“Anamia”: anorexia e bulimia

Mulher
16.maio.2017

 

Imagino que só quem tem alguma familiaridade com o tema saiba o que quer dizer “anamia”. De minha parte, soube bem recentemente, ao tomar conhecimento de que, em 2015, uma emenda contra a incitação à anorexia foi adotada pela assembleia nacional francesa. Ela prevê um ano de prisão e uma multa elevada para quem exercer “o ato de provocar uma pessoa a buscar uma magreza excessiva”.

Esta disposição foi concebida, veja só, para ser uma forma de lutar contra os sites pró-anorexia que pululam na internet e que personificam esses distúrbios alimentares, chamando-os pelos apelidos carinhosos de Ana (anorexia) e Mia (bulimia). Nem todos os sites desse tipo incitam diretamente jovens mulheres a emagrecer ou a passar fome, mas muitos fazem a apologia dessas doenças, consideradas por eles apenas “um estilo de vida”. Que tal?

Passado o susto pela gravidade dos fatos (não tinha conhecimento de que tais distúrbios poderiam ser identificados como “estilo de vida”!), certa de que estou diante de uma esquisitice dos nossos tempos, começo a pensar que muitas adolescentes devem encontrar, sim, nesse tipo de “comunidade”, uma identidade e mesmo uma “causa”. Fico sabendo que a tal medida despertou muitos protestos por parte de jovens em seus blogs pró anorexia, pois a lei visa acabar com seus “fóruns de debate”, lugares virtuais onde meninas se ensinam a conviver com fome crônica e coisas do gênero.

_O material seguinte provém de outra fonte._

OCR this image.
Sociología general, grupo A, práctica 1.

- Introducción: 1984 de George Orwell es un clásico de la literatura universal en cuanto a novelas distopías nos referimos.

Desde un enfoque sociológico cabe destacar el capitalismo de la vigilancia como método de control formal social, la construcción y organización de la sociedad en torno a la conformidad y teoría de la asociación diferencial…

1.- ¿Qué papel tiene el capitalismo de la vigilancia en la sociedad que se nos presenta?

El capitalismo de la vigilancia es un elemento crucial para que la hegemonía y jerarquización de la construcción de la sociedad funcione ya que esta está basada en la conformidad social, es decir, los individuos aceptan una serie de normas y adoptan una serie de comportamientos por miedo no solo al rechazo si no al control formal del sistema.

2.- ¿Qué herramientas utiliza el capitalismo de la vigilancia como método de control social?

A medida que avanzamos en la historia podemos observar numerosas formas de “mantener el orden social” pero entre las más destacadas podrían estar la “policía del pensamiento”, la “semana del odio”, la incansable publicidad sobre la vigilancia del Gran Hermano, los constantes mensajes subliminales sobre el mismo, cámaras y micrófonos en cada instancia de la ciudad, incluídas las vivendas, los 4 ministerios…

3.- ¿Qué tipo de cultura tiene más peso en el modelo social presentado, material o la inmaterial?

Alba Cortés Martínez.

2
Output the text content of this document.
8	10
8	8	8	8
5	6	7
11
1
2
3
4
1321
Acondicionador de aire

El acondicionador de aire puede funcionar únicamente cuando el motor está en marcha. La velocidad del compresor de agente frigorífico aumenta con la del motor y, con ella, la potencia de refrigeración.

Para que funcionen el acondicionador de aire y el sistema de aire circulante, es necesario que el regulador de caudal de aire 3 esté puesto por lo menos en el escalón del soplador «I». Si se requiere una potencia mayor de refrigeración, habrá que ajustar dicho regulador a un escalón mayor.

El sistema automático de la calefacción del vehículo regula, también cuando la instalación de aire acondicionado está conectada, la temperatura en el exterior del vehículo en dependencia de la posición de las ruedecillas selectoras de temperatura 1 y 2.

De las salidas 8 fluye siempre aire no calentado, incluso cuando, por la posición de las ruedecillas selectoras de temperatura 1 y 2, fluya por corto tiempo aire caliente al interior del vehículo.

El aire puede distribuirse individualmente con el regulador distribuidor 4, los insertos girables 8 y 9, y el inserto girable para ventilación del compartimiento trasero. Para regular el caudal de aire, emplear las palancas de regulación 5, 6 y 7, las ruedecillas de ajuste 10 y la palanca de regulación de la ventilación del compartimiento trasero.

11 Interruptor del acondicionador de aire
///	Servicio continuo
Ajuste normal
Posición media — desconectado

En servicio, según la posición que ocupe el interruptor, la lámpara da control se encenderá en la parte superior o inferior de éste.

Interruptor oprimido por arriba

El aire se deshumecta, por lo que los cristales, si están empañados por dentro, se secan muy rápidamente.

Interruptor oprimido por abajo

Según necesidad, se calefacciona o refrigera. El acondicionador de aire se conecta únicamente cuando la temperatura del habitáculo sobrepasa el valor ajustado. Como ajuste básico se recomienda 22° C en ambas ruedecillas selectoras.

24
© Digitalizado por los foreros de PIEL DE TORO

No âmbito do projeto batizado de “Anamia”, os pesquisadores, todos especialistas em saúde pública ou ciências humanas, identificaram cerca de 60 sites franceses de trocas de experiências e discussões sobre anorexia e bulimia. Interessados em compreender melhor os distúrbios, ao final os pesquisadores chegaram a ponderar se as medidas punitivas não levariam ao prejuízo do estudo dessas doenças. Lamentaram  que os sites fossem o espaço onde as meninas revelavam com mais clareza os sentimentos que as acompanham ao adotarem condutas de restrição alimentar extrema. Mesmo não sendo ainda tão importante quanto o combate à obesidade, a batalha contra as duas desordens alimentares vem se tornando um caso de saúde pública.

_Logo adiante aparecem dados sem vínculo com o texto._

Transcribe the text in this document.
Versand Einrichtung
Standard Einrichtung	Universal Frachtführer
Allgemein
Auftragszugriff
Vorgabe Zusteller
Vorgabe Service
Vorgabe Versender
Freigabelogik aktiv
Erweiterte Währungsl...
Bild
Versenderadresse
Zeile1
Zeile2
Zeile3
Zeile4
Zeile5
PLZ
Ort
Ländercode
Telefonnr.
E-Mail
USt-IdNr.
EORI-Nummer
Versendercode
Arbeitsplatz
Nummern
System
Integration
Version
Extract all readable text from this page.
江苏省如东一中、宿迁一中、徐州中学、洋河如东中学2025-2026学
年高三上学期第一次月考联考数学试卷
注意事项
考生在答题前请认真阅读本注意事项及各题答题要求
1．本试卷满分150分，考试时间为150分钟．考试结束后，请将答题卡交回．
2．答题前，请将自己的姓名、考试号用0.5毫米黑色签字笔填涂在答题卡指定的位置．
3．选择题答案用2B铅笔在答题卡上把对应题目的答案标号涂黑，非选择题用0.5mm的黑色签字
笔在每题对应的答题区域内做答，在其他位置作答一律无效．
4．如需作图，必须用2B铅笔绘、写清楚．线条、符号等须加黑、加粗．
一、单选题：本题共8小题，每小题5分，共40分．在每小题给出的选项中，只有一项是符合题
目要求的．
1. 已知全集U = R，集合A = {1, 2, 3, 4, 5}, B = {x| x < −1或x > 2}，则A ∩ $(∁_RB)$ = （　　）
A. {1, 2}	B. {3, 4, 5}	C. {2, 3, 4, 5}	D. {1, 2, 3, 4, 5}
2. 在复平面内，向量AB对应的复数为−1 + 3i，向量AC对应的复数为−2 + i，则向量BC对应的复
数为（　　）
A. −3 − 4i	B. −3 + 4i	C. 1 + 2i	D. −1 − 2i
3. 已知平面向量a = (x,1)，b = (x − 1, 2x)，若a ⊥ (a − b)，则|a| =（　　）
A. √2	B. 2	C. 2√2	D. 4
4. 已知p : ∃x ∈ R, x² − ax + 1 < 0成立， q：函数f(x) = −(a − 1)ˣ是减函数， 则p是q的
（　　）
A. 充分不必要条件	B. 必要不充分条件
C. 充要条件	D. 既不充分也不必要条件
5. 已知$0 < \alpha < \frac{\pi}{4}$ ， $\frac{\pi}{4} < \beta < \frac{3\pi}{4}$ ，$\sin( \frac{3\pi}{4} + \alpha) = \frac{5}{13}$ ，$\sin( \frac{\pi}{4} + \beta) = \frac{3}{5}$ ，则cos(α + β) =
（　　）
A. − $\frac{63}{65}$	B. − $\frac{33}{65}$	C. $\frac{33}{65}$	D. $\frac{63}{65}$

Entrar em contato com esta realidade me trouxe recordações de um passado não muito distante quando, por alguns anos, tive a experiência de lidar com adolescentes anoréxicas. Foi quando vi de perto a complexidade do tratamento requerido nesses casos: mesmo uma equipe multidisciplinar, especializada em transtornos alimentares, precisa lutar muito para trazer de volta uma pessoa que tem a imagem de si tão distorcida. Anoréxicos enxergam o seu “eu” corporal de forma absolutamente peculiar e única. Na base de tudo estão muitos conflitos psíquicos e sofrimento emocional intenso. Alguém começa a se perder de si, mergulhando cada vez mais fundo na angústia e na depressão. Considerar práticas de privação alimentar extrema apenas um singelo “estilo de vida” é uma atitude no mínimo inconsequente, já que falamos de um distúrbio que, em seu mais alto grau, pode levar à morte.

Abandono as reflexões que minhas lembranças geraram e volto aos nossos dias, me indagando se, sendo nós magras, gordinhas ou obesas, jovens ou nem tanto, será que uma lei poderia nos ajudar, caso precisássemos nos libertar de um “ideal de ser” inatingível? Acredito que ninguém, de sã consciência, poderia nos afiançar isto, não seria verdadeiro. Mas uma lei é sempre uma tentativa de abordagem do problema numa escala muito maior que o do universo individual. E a criação de uma “norma corporal” – neste caso, a recusa da magreza extrema – tem um mérito indiscutível, que é por na pauta das discussões algumas das novas e ainda obscuras doenças do mundo ocidental.